Memoirs Of A WW2 Nurse
My Weekly|August 09, 2022
Doodlebugs, V2s, a flying glass eye and a different role every day - Brenda faced it all
Memoirs Of A WW2 Nurse

The year was 1941 and Brenda's career in T nursing had just begun.

Casualties of war were being transported out of London to wards in neighbouring counties. The city had been decimated in the Blitz, hospitals were over-subscribed and it was deemed safer for some chronic patients to be moved outside the capital.

In Kent, where Brenda started her nursing career, patients were treated in make-shift prefabs. Nurses worked on poorly equipped wards and spent their night shifts making woolly balls and sanitary towels, because there were no funds to buy them.

There was no heating, so when it was cold the nurses used ceramic hot water bottles to keep the beds aired for incoming casualties.

One of the casualties was a little girl caught in a bomb blast in London. She lost an eye when V2 rockets struck.

Virtually silent, the V2s took everyone by surprise.

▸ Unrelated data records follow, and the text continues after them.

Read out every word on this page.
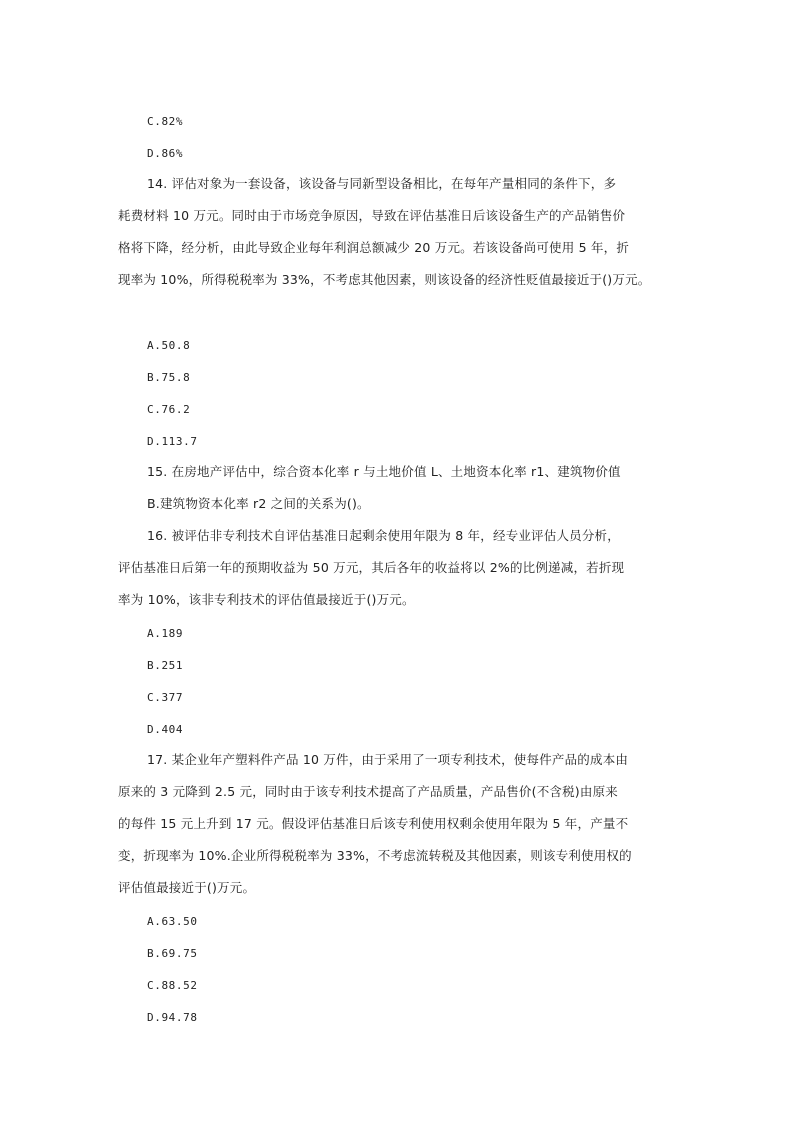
C.82%
D.86%
14. 评估对象为一套设备，该设备与同新型设备相比，在每年产量相同的条件下，多
耗费材料 10 万元。同时由于市场竞争原因，导致在评估基准日后该设备生产的产品销售价
格将下降，经分析，由此导致企业每年利润总额减少 20 万元。若该设备尚可使用 5 年，折
现率为 10%，所得税税率为 33%，不考虑其他因素，则该设备的经济性贬值最接近于()万元。
A.50.8
B.75.8
C.76.2
D.113.7
15. 在房地产评估中，综合资本化率 r 与土地价值 L、土地资本化率 r1、建筑物价值
B.建筑物资本化率 r2 之间的关系为()。
16. 被评估非专利技术自评估基准日起剩余使用年限为 8 年，经专业评估人员分析，
评估基准日后第一年的预期收益为 50 万元，其后各年的收益将以 2%的比例递减，若折现
率为 10%，该非专利技术的评估值最接近于()万元。
A.189
B.251
C.377
D.404
17. 某企业年产塑料件产品 10 万件，由于采用了一项专利技术，使每件产品的成本由
原来的 3 元降到 2.5 元，同时由于该专利技术提高了产品质量，产品售价(不含税)由原来
的每件 15 元上升到 17 元。假设评估基准日后该专利使用权剩余使用年限为 5 年，产量不
变，折现率为 10%.企业所得税税率为 33%，不考虑流转税及其他因素，则该专利使用权的
评估值最接近于()万元。
A.63.50
B.69.75
C.88.52
D.94.78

"Civilians were caught in the blast before anyone knew what was happening and many were injured by bombs and flying glass," says Brenda.

After nine months in Kent, Brenda went to work at Guy's Hospital in London. The tunnels linking the ward to the nurse's accommodation were dark and unwelcoming. The silence was interrupted only by the sounds of footsteps, mice, rats, and hissing pipes. It was nerve-wracking at times.